My paintings are about the psychological, emotional and physical dynamics of people. The work is ultimately about my own interaction with the materials I utilizes and about the joy of process. My sources of inspiration run deep. I am not certain where to place myself within a certain lineage of art history – nodding to collage, assemblage figurative Expressionism, or vainly reaching to bring in the tone of Rilke or Kundera would help one to understand more fully my endeavor .This love of tangible is what allows me to approach my work with freshness and honesty, pushing forward. My care of the process is apparent in my work, which strives to capture, exalt express and make tangible the absolutely intangible essence of what it means to be human.

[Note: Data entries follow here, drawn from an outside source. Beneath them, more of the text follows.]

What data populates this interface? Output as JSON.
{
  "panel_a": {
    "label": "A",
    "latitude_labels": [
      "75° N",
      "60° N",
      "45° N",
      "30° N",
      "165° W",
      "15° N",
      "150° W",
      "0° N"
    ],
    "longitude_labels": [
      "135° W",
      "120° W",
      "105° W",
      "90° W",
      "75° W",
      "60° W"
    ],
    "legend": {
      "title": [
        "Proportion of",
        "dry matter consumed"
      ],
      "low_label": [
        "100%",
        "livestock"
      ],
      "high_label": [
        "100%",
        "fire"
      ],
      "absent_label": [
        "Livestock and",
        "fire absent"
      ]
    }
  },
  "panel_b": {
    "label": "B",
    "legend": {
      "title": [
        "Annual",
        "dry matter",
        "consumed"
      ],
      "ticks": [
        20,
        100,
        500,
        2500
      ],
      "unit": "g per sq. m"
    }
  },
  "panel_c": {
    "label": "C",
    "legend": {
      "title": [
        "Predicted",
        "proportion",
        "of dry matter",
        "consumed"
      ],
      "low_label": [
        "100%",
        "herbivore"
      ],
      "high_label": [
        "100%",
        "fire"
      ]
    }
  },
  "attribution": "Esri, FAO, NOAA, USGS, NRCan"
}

One of my favorite authors, Herman Hesse, in his premier work, The Glass Bead Game, wrote, “…from a certain standpoint ordinary people can more easily and less responsibly express in words things that do not exist rather than those which do, whereas for a saintly and conscientious writer it is completely the reverse: Nothing evades verbal expression more, and yet nothing is more necessary than to place before people’s eyes things whose existence is not provable nor probable, since because saintly and conscientious people deal with them as if they did exist, they bring them one step closer to being, and to the possibility of their birth.”

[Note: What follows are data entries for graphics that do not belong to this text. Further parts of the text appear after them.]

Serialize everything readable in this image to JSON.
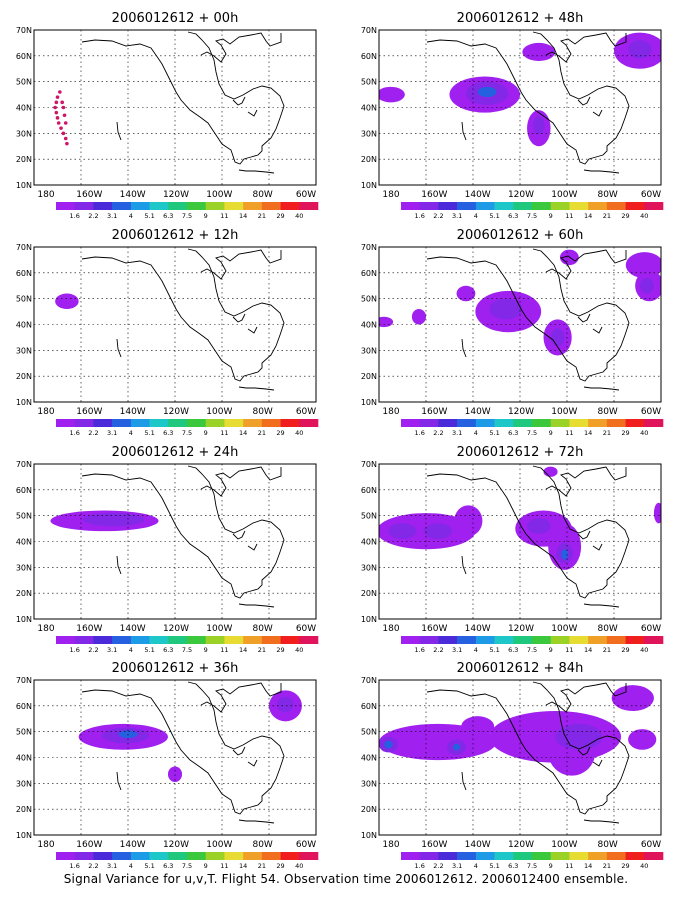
{
  "figure": {
    "caption": "Signal Variance for u,v,T. Flight 54. Observation time 2006012612. 2006012400 ensemble.",
    "colors": {
      "coast": "#000000",
      "grid": "#000000",
      "flight_track": "#d0146a"
    }
  },
  "colorbar": {
    "labels": [
      "1.6",
      "2.2",
      "3.1",
      "4",
      "5.1",
      "6.3",
      "7.5",
      "9",
      "11",
      "14",
      "21",
      "29",
      "40"
    ],
    "colors": [
      "#a020f0",
      "#8228e6",
      "#4b2bd9",
      "#2560e0",
      "#1e9be6",
      "#1fc8c8",
      "#20c87d",
      "#3cc83c",
      "#9bd228",
      "#e6dc32",
      "#f0a028",
      "#f06e1e",
      "#f01e1e",
      "#e0145a"
    ]
  },
  "chart_data": [
    {
      "type": "heatmap",
      "title": "2006012612 + 00h",
      "x_tick_labels": [
        "180",
        "160W",
        "140W",
        "120W",
        "100W",
        "80W",
        "60W"
      ],
      "y_tick_labels": [
        "10N",
        "20N",
        "30N",
        "40N",
        "50N",
        "60N",
        "70N"
      ],
      "lon_range": [
        -180,
        -60
      ],
      "lat_range": [
        10,
        70
      ],
      "grid": true,
      "flight_track": [
        [
          -169,
          46
        ],
        [
          -170,
          44
        ],
        [
          -170.5,
          42
        ],
        [
          -171,
          40
        ],
        [
          -170.5,
          38
        ],
        [
          -170,
          36
        ],
        [
          -169.5,
          34
        ],
        [
          -168.5,
          32
        ],
        [
          -167.5,
          30
        ],
        [
          -166.5,
          28
        ],
        [
          -166,
          26
        ],
        [
          -166.5,
          34
        ],
        [
          -167,
          37
        ],
        [
          -167.5,
          40
        ],
        [
          -168,
          42
        ]
      ],
      "variance_blobs": []
    },
    {
      "type": "heatmap",
      "title": "2006012612 + 12h",
      "x_tick_labels": [
        "180",
        "160W",
        "140W",
        "120W",
        "100W",
        "80W",
        "60W"
      ],
      "y_tick_labels": [
        "10N",
        "20N",
        "30N",
        "40N",
        "50N",
        "60N",
        "70N"
      ],
      "lon_range": [
        -180,
        -60
      ],
      "lat_range": [
        10,
        70
      ],
      "grid": true,
      "variance_blobs": [
        {
          "lon": -166,
          "lat": 49,
          "rx": 5,
          "ry": 3,
          "level": 0
        }
      ]
    },
    {
      "type": "heatmap",
      "title": "2006012612 + 24h",
      "x_tick_labels": [
        "180",
        "160W",
        "140W",
        "120W",
        "100W",
        "80W",
        "60W"
      ],
      "y_tick_labels": [
        "10N",
        "20N",
        "30N",
        "40N",
        "50N",
        "60N",
        "70N"
      ],
      "lon_range": [
        -180,
        -60
      ],
      "lat_range": [
        10,
        70
      ],
      "grid": true,
      "variance_blobs": [
        {
          "lon": -150,
          "lat": 48,
          "rx": 23,
          "ry": 4,
          "level": 0
        },
        {
          "lon": -146,
          "lat": 48.5,
          "rx": 13,
          "ry": 2.6,
          "level": 1
        }
      ]
    },
    {
      "type": "heatmap",
      "title": "2006012612 + 36h",
      "x_tick_labels": [
        "180",
        "160W",
        "140W",
        "120W",
        "100W",
        "80W",
        "60W"
      ],
      "y_tick_labels": [
        "10N",
        "20N",
        "30N",
        "40N",
        "50N",
        "60N",
        "70N"
      ],
      "lon_range": [
        -180,
        -60
      ],
      "lat_range": [
        10,
        70
      ],
      "grid": true,
      "variance_blobs": [
        {
          "lon": -142,
          "lat": 48,
          "rx": 19,
          "ry": 5,
          "level": 0
        },
        {
          "lon": -141,
          "lat": 48.5,
          "rx": 10,
          "ry": 3,
          "level": 1
        },
        {
          "lon": -140,
          "lat": 49,
          "rx": 4,
          "ry": 1.5,
          "level": 3
        },
        {
          "lon": -120,
          "lat": 33.5,
          "rx": 3,
          "ry": 3,
          "level": 0
        },
        {
          "lon": -73,
          "lat": 60,
          "rx": 7,
          "ry": 6,
          "level": 0
        },
        {
          "lon": -73,
          "lat": 60.5,
          "rx": 3.5,
          "ry": 3,
          "level": 1
        }
      ]
    },
    {
      "type": "heatmap",
      "title": "2006012612 + 48h",
      "x_tick_labels": [
        "180",
        "160W",
        "140W",
        "120W",
        "100W",
        "80W",
        "60W"
      ],
      "y_tick_labels": [
        "10N",
        "20N",
        "30N",
        "40N",
        "50N",
        "60N",
        "70N"
      ],
      "lon_range": [
        -180,
        -60
      ],
      "lat_range": [
        10,
        70
      ],
      "grid": true,
      "variance_blobs": [
        {
          "lon": -175,
          "lat": 45,
          "rx": 6,
          "ry": 3,
          "level": 0
        },
        {
          "lon": -135,
          "lat": 45,
          "rx": 15,
          "ry": 7,
          "level": 0
        },
        {
          "lon": -134,
          "lat": 45.5,
          "rx": 9,
          "ry": 4.5,
          "level": 1
        },
        {
          "lon": -134,
          "lat": 46,
          "rx": 4,
          "ry": 2,
          "level": 3
        },
        {
          "lon": -112,
          "lat": 32,
          "rx": 5,
          "ry": 7,
          "level": 0
        },
        {
          "lon": -112,
          "lat": 33,
          "rx": 2.5,
          "ry": 3.5,
          "level": 1
        },
        {
          "lon": -112,
          "lat": 61.5,
          "rx": 7,
          "ry": 3.5,
          "level": 0
        },
        {
          "lon": -69,
          "lat": 62,
          "rx": 11,
          "ry": 7,
          "level": 0
        },
        {
          "lon": -69,
          "lat": 62.5,
          "rx": 5,
          "ry": 3.5,
          "level": 1
        }
      ]
    },
    {
      "type": "heatmap",
      "title": "2006012612 + 60h",
      "x_tick_labels": [
        "180",
        "160W",
        "140W",
        "120W",
        "100W",
        "80W",
        "60W"
      ],
      "y_tick_labels": [
        "10N",
        "20N",
        "30N",
        "40N",
        "50N",
        "60N",
        "70N"
      ],
      "lon_range": [
        -180,
        -60
      ],
      "lat_range": [
        10,
        70
      ],
      "grid": true,
      "variance_blobs": [
        {
          "lon": -178,
          "lat": 41,
          "rx": 4,
          "ry": 2,
          "level": 0
        },
        {
          "lon": -163,
          "lat": 43,
          "rx": 3,
          "ry": 3,
          "level": 0
        },
        {
          "lon": -143,
          "lat": 52,
          "rx": 4,
          "ry": 3,
          "level": 0
        },
        {
          "lon": -125,
          "lat": 45,
          "rx": 14,
          "ry": 8,
          "level": 0
        },
        {
          "lon": -126,
          "lat": 46,
          "rx": 7,
          "ry": 4,
          "level": 1
        },
        {
          "lon": -104,
          "lat": 35,
          "rx": 6,
          "ry": 7,
          "level": 0
        },
        {
          "lon": -104,
          "lat": 35,
          "rx": 3,
          "ry": 3.5,
          "level": 1
        },
        {
          "lon": -99,
          "lat": 66,
          "rx": 4,
          "ry": 3,
          "level": 0
        },
        {
          "lon": -67,
          "lat": 63,
          "rx": 8,
          "ry": 5,
          "level": 0
        },
        {
          "lon": -65,
          "lat": 55,
          "rx": 6,
          "ry": 6,
          "level": 0
        },
        {
          "lon": -66,
          "lat": 55,
          "rx": 3,
          "ry": 3,
          "level": 1
        }
      ]
    },
    {
      "type": "heatmap",
      "title": "2006012612 + 72h",
      "x_tick_labels": [
        "180",
        "160W",
        "140W",
        "120W",
        "100W",
        "80W",
        "60W"
      ],
      "y_tick_labels": [
        "10N",
        "20N",
        "30N",
        "40N",
        "50N",
        "60N",
        "70N"
      ],
      "lon_range": [
        -180,
        -60
      ],
      "lat_range": [
        10,
        70
      ],
      "grid": true,
      "variance_blobs": [
        {
          "lon": -160,
          "lat": 44,
          "rx": 21,
          "ry": 7,
          "level": 0
        },
        {
          "lon": -170,
          "lat": 44,
          "rx": 6,
          "ry": 3,
          "level": 1
        },
        {
          "lon": -155,
          "lat": 44,
          "rx": 6,
          "ry": 3,
          "level": 1
        },
        {
          "lon": -142,
          "lat": 48,
          "rx": 6,
          "ry": 6,
          "level": 0
        },
        {
          "lon": -110,
          "lat": 45,
          "rx": 12,
          "ry": 7,
          "level": 0
        },
        {
          "lon": -112,
          "lat": 46,
          "rx": 5,
          "ry": 3,
          "level": 1
        },
        {
          "lon": -101,
          "lat": 38,
          "rx": 7,
          "ry": 9,
          "level": 0
        },
        {
          "lon": -101,
          "lat": 35.5,
          "rx": 3.5,
          "ry": 4,
          "level": 1
        },
        {
          "lon": -101,
          "lat": 35,
          "rx": 1.5,
          "ry": 2,
          "level": 3
        },
        {
          "lon": -107,
          "lat": 67,
          "rx": 3,
          "ry": 2,
          "level": 0
        },
        {
          "lon": -61,
          "lat": 51,
          "rx": 2,
          "ry": 4,
          "level": 0
        }
      ]
    },
    {
      "type": "heatmap",
      "title": "2006012612 + 84h",
      "x_tick_labels": [
        "180",
        "160W",
        "140W",
        "120W",
        "100W",
        "80W",
        "60W"
      ],
      "y_tick_labels": [
        "10N",
        "20N",
        "30N",
        "40N",
        "50N",
        "60N",
        "70N"
      ],
      "lon_range": [
        -180,
        -60
      ],
      "lat_range": [
        10,
        70
      ],
      "grid": true,
      "variance_blobs": [
        {
          "lon": -155,
          "lat": 46,
          "rx": 25,
          "ry": 7,
          "level": 0
        },
        {
          "lon": -176,
          "lat": 45,
          "rx": 4,
          "ry": 3,
          "level": 1
        },
        {
          "lon": -176,
          "lat": 45,
          "rx": 1.8,
          "ry": 1.5,
          "level": 3
        },
        {
          "lon": -147,
          "lat": 44,
          "rx": 4,
          "ry": 3,
          "level": 1
        },
        {
          "lon": -147,
          "lat": 44,
          "rx": 1.5,
          "ry": 1.3,
          "level": 3
        },
        {
          "lon": -138,
          "lat": 52,
          "rx": 7,
          "ry": 4,
          "level": 0
        },
        {
          "lon": -105,
          "lat": 48,
          "rx": 28,
          "ry": 10,
          "level": 0
        },
        {
          "lon": -98,
          "lat": 42,
          "rx": 10,
          "ry": 9,
          "level": 0
        },
        {
          "lon": -95,
          "lat": 48,
          "rx": 10,
          "ry": 5,
          "level": 1
        },
        {
          "lon": -68,
          "lat": 47,
          "rx": 6,
          "ry": 4,
          "level": 0
        },
        {
          "lon": -72,
          "lat": 63,
          "rx": 9,
          "ry": 5,
          "level": 0
        }
      ]
    }
  ]
}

“Art teaches nothing except the significance of life.” Henry Miller

Your education and career have been cosmopolitan. How has traveling influenced your approach to art? What have you taken from each country you’ve visited, and how have you poured it into your work? In particular, since you’ve frequently exhibited here, what is your relationship with Italy and its culture?

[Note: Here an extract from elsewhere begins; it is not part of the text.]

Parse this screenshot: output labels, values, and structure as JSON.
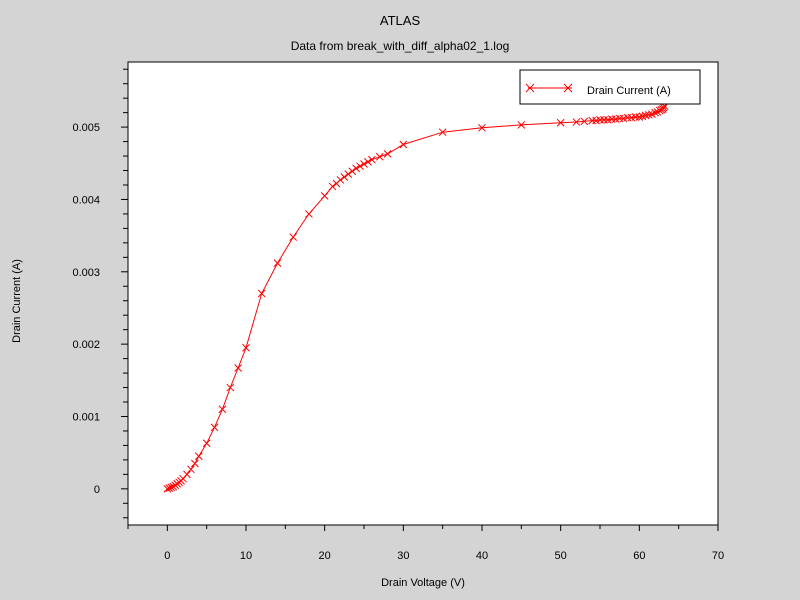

Over time, I have refined my artistic language, influenced by the countries I have visited. As a student, I spent more than eight years attending university in New York, worked at the Metropolitan Museum of Art, and spent several months in London. As an artist, I have exhibited my paintings in many countries around the world. All this has certainly left a mark on my art.

In New York my studio nested in the center of New York City, with Times Square seen from the windows. By viewing a large amount of my works there at once, standing amidst those in process, and seeing the objects I collected created a tension with quite different energy of the life just outside my studio. Even though many of materials I used in my paintings were from New York, there was a quality I brought to my work that was carried across an ocean, something ancient, linked to a long lineage. It was precisely the quality of my craft, the time involved in its process, the painted layers and repeated imagery in my work which made me think of the residues of history. As an artist, I have always had a special fondness for Italy. I first came to Italy almost 37 years ago with my parents by car. I was sixteen years old, and we traveled to Florence, Bologna, Venice… We crossed half of Italy. The most important reason why I love Italy is the presence of history, art, the beauty that surrounds you, and the historic architecture found everywhere in Italy. In this beauty, life flows somewhat slowly, and I have always found this wonderful. From that moment on, I visited Italy often, and that same feeling is still there. These aspects make you feel so good that you soon return to breathe in its beauty deeply. It has become my way of life.